Thirdly the property had to be ‘clearly lay in favour of granting the injunction as there was a real risk of dissipation of the stolen cryptocurrency.

Potential Consequences:

Similar to the position in the United Kingdom, by affirming cryptocurrencies’ existence in the legal domain, more parties are protected from events of transferring their properties under vitiating situations, such as mistakes, scams, theft, coercion and fraud.

This was proven through proprietary and worldwide freezing injunctions. Without these remedies, then the property of the victim would dissipate away, and he may not have any legal avenues to restore or reclaim what he had lost.
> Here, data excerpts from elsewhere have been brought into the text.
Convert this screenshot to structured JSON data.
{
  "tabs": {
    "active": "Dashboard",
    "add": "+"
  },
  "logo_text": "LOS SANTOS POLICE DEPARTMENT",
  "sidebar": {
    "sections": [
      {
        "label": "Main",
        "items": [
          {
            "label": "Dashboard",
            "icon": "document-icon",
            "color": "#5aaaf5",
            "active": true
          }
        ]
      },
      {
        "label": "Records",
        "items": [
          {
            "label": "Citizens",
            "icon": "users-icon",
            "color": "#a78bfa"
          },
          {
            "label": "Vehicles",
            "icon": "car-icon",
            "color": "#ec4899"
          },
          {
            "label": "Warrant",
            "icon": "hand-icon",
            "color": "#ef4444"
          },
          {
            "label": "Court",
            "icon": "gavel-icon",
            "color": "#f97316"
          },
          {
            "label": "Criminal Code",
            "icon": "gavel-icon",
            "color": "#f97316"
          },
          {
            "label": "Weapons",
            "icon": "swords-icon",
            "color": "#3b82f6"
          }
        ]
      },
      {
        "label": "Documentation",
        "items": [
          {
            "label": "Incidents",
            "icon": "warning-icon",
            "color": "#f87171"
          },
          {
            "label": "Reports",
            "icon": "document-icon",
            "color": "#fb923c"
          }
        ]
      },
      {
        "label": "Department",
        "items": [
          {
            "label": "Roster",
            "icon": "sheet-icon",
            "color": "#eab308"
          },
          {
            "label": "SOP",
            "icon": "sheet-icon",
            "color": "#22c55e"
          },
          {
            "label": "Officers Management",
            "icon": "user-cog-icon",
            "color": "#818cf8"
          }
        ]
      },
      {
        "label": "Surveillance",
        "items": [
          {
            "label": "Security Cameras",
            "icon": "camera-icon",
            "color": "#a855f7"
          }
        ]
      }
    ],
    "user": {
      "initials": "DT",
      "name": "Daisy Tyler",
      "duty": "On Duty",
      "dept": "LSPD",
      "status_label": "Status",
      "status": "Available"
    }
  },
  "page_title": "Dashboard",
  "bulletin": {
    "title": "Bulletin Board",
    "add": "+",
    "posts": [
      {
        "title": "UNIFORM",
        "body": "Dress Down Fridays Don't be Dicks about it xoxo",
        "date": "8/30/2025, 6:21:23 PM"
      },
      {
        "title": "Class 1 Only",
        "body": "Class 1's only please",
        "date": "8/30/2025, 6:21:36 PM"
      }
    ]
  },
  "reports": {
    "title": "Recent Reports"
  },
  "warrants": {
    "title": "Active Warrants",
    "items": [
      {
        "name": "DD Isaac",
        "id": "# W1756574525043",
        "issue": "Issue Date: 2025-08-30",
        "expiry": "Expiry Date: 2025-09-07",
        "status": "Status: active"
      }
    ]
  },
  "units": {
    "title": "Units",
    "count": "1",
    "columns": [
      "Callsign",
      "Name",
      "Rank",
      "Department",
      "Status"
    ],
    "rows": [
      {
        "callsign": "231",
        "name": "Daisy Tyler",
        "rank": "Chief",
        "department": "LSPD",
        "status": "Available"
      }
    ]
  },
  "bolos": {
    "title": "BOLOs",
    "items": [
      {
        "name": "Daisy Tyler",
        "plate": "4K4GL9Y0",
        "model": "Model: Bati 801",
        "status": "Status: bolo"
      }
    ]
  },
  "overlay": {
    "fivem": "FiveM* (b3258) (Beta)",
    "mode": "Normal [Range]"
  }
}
Potential Impacts of Legal Decision on the Crypto Community

By regulating cryptocurrency, crimes of laundering hundreds of millions of monies from illegal transactions, ranging from dark markets, theft and tax evasion could be curtailed. If cryptocurrency and Bitcoin are further regulated, it would improve the market efficiency of delivering goods and services and influences the innovation process. Simultaneously, it would protect the environment, health, and safety of the society.

Overall, the laws on digital currency in the Malaysian industry would flourish as there is more legal certainty, given that it has now become a security and a commodity. Despite not being recognized as legal tender, cryptocurrency laws in Malaysia are still maturing.